In South Africa, in the face of racial injustice, and segregation known as apartheid people of faith began to pray together and, as a sign of their hope that one day the evil of apartheid would be overcome, they lit candles and placed them in their windows so that their neighbours, the government, and the whole world would see their belief. And their government did see. They passed a law making it illegal, a politically subversive act, to light a candle and put it in your window. It was seen as a crime, as serious as owning and flaunting a gun. The irony of this wasn’t missed by the children. At the height of the struggle against apartheid, the children of Soweto had a joke: “Our government,” they said, “is afraid of lit candles!”

It had reason to be. Eventually those burning candles, and the prayer and hope behind them, changed the wind in South Africa. Morally shamed by its own people, the government conceded that apartheid was wrong and dismantled it without a war, defeated by hope, brought down by lit candles backed by prayer. Hope had changed the wind.

During the season of Advent, Christians are asked to light candles as a sign of hope. Unfortunately, this practice, ritualized in the lighting of the candles in the advent wreath, has in recent years been seen too much simply as piety (not that piety doesn’t have its own virtues, especially the virtue of nurturing hope inside our children). But lighting a candle in hope is not just a pious, religious act; it’s a political act, a subversive one, and a prophetic one, as dangerous as brandishing a firearm.

To light an advent candle is to say, in the face of all that suggests the contrary, that God is still alive, still Lord of this world, and, because of that, “all will be well, and all will be well, and every manner of being will be well,” irrespective of the evening news.

Quiz time – what are the names given to each of the four Advent candles?

2nd Sunday of Advent

The Christian season of Advent is very frequently characterised in the word “waiting”.

We do well as we begin this new liturgical season to remind ourselves of that Latin root of the familiar word ‘Advent’ – veni.

Veni speaks of ‘coming’ – the coming of Christ.

(we remind ourselves of the famous quote of Julius Ceasar “veni, vidi, vici” – I came. I saw. I conquered.)

Our early Gospel readings for this season suggest Christ’s second coming in glorious majesty, and then his initial ‘coming’ from the womb of Mary and the humbleness of Bethlehem.
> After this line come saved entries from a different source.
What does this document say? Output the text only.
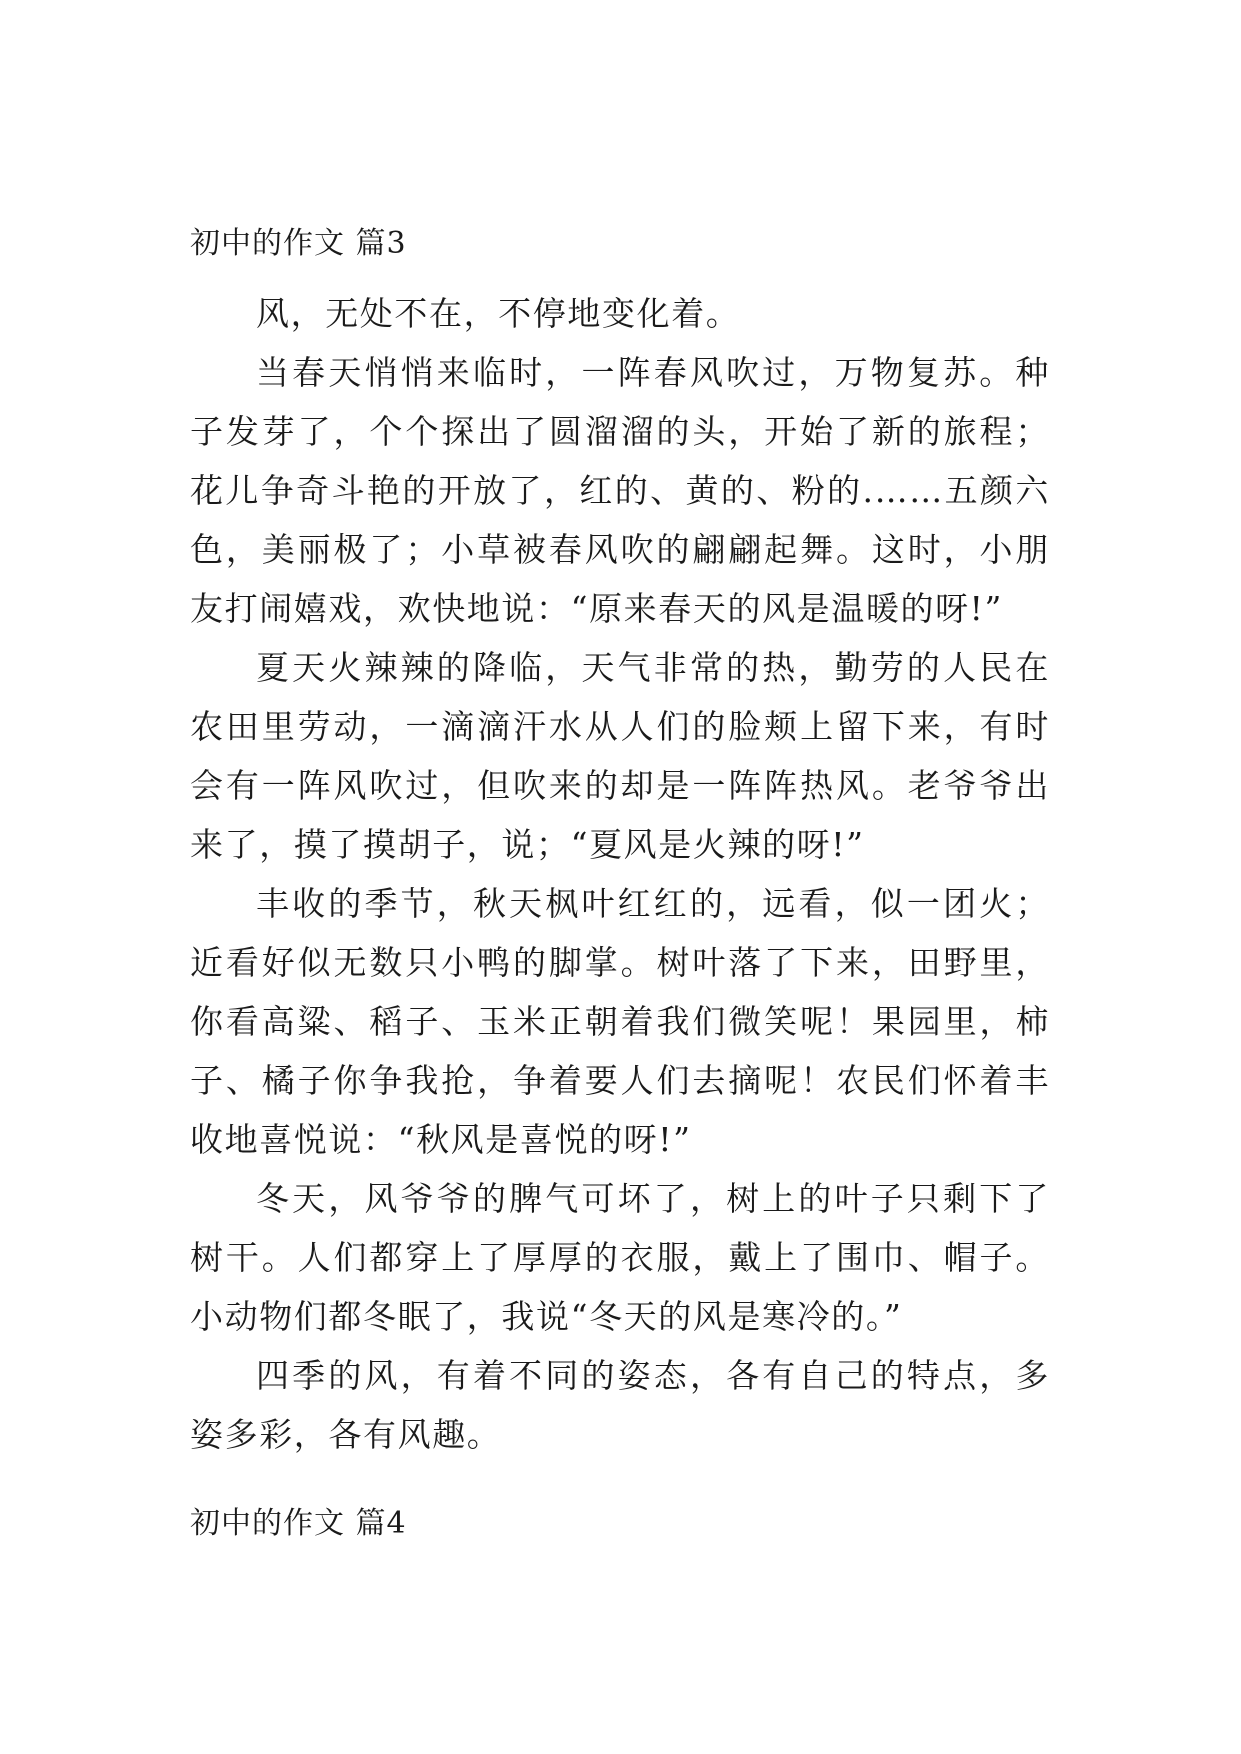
初中的作文 篇3

风，无处不在，不停地变化着。

当春天悄悄来临时，一阵春风吹过，万物复苏。种子发芽了，个个探出了圆溜溜的头，开始了新的旅程；花儿争奇斗艳的开放了，红的、黄的、粉的.……五颜六色，美丽极了；小草被春风吹的翩翩起舞。这时，小朋友打闹嬉戏，欢快地说：“原来春天的风是温暖的呀!”

夏天火辣辣的降临，天气非常的热，勤劳的人民在农田里劳动，一滴滴汗水从人们的脸颊上留下来，有时会有一阵风吹过，但吹来的却是一阵阵热风。老爷爷出来了，摸了摸胡子，说；“夏风是火辣的呀!”

丰收的季节，秋天枫叶红红的，远看，似一团火；近看好似无数只小鸭的脚掌。树叶落了下来，田野里，你看高粱、稻子、玉米正朝着我们微笑呢！果园里，柿子、橘子你争我抢，争着要人们去摘呢！农民们怀着丰收地喜悦说：“秋风是喜悦的呀!”

冬天，风爷爷的脾气可坏了，树上的叶子只剩下了树干。人们都穿上了厚厚的衣服，戴上了围巾、帽子。小动物们都冬眠了，我说“冬天的风是寒冷的。”

四季的风，有着不同的姿态，各有自己的特点，多姿多彩，各有风趣。

初中的作文 篇4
These two great comings frame those regular, in- between, and at times unexpected, moments of Christ’s coming.

“This is my Body, this is My Blood” – how many times do I say and/or hear those words throughout the year. Said very specifically in the celebration of the Christian Eucharist; said less specifically and yet with equal realness during moments of encounter with another person or perhaps piece of music (Mozart’s Requiem for example, or Beethoven or Bach).

We also find the word ‘advent’ at the beginning of the word ‘adventure’.
The knights in Thomas Malory’s ‘Le Morte d’Arthur’ say to one another, “Let us take the adventure that God sends us”.
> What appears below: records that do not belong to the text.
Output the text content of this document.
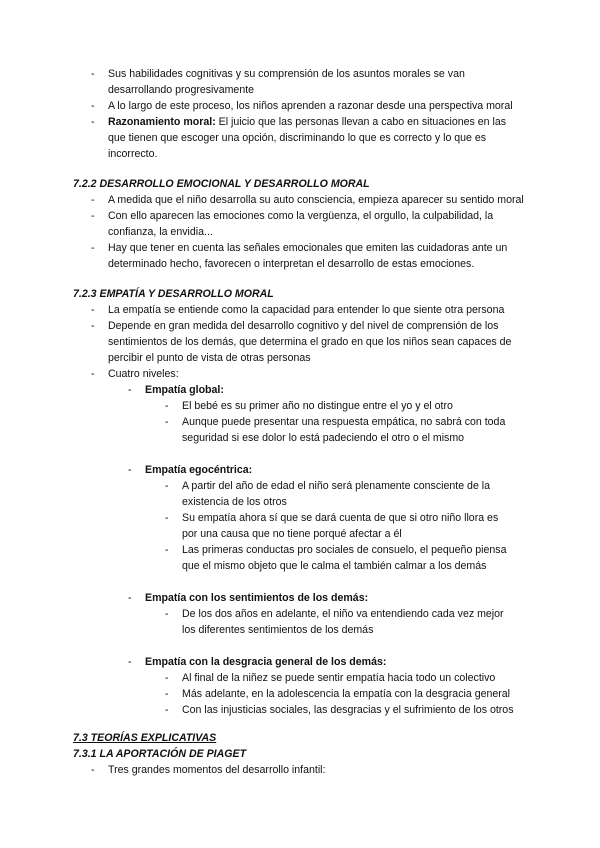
- Sus habilidades cognitivas y su comprensión de los asuntos morales se van desarrollando progresivamente
- A lo largo de este proceso, los niños aprenden a razonar desde una perspectiva moral
- Razonamiento moral: El juicio que las personas llevan a cabo en situaciones en las que tienen que escoger una opción, discriminando lo que es correcto y lo que es incorrecto.
7.2.2 DESARROLLO EMOCIONAL Y DESARROLLO MORAL
- A medida que el niño desarrolla su auto consciencia, empieza aparecer su sentido moral
- Con ello aparecen las emociones como la vergüenza, el orgullo, la culpabilidad, la confianza, la envidia...
- Hay que tener en cuenta las señales emocionales que emiten las cuidadoras ante un determinado hecho, favorecen o interpretan el desarrollo de estas emociones.
7.2.3 EMPATÍA Y DESARROLLO MORAL
- La empatía se entiende como la capacidad para entender lo que siente otra persona
- Depende en gran medida del desarrollo cognitivo y del nivel de comprensión de los sentimientos de los demás, que determina el grado en que los niños sean capaces de percibir el punto de vista de otras personas
- Cuatro niveles:
- Empatía global:
- El bebé es su primer año no distingue entre el yo y el otro
- Aunque puede presentar una respuesta empática, no sabrá con toda seguridad si ese dolor lo está padeciendo el otro o el mismo
- Empatía egocéntrica:
- A partir del año de edad el niño será plenamente consciente de la existencia de los otros
- Su empatía ahora sí que se dará cuenta de que si otro niño llora es por una causa que no tiene porqué afectar a él
- Las primeras conductas pro sociales de consuelo, el pequeño piensa que el mismo objeto que le calma el también calmar a los demás
- Empatía con los sentimientos de los demás:
- De los dos años en adelante, el niño va entendiendo cada vez mejor los diferentes sentimientos de los demás
- Empatía con la desgracia general de los demás:
- Al final de la niñez se puede sentir empatía hacia todo un colectivo
- Más adelante, en la adolescencia la empatía con la desgracia general
- Con las injusticias sociales, las desgracias y el sufrimiento de los otros
7.3 TEORÍAS EXPLICATIVAS
7.3.1 LA APORTACIÓN DE PIAGET
- Tres grandes momentos del desarrollo infantil:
The metaphor of adventure is strong also in the works of C. S Lewis.

In The Voyage of the Dawn Treader, Reepicheep is always harping on about honour and adventure. The little mouse’s courage pushes everyone on the crew to greater heights of courage because they refuse to be outdone by a mouse.

The others sometimes become annoyed with Reepicheep because everything is an adventure to him.
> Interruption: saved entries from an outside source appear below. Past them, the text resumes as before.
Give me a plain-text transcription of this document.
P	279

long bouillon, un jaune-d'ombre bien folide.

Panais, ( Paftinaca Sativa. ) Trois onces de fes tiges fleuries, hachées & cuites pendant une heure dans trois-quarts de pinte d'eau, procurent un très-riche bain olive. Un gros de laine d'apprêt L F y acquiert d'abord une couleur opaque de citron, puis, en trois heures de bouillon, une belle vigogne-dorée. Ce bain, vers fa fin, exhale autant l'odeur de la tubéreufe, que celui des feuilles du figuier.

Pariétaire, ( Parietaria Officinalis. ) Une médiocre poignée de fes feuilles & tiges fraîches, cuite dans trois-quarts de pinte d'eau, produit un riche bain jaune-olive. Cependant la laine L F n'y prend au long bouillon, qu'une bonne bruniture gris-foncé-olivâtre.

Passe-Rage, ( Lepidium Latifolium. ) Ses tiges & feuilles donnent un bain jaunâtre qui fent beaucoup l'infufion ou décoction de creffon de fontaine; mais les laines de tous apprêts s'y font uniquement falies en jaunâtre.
Any time they want to turn back or be cautious, Reepicheep pulls the adventure card, and they can’t turn back.

“This is a very great adventure, and no danger seems to me so great as that of knowing when I get back to Narnia that I left a mystery behind me through fear.” Reepicheep in The Voyage of the Dawn Treader

Again in the ‘Chronicles of Narnia ‘series in the last of the seven books, “The Last Battle,”. More than once, the major characters, facing an uncertain future or even death itself, place themselves under the “care of the Lion” and in courage and obedience to him say, “Let us now take the adventure that Aslan sends us…”

This Advent let’s make the season a time of adventure, and ‘Let us now take the adventure that God sends us.’

The illustration is from Chapter 7 of The Lion, the Witch and the Wardrobe. The chapter is titled “A Day with the Beavers.” The children, Peter, Susan, Lucy and Edmund are taken to a meal with Mr and Mrs Beaver.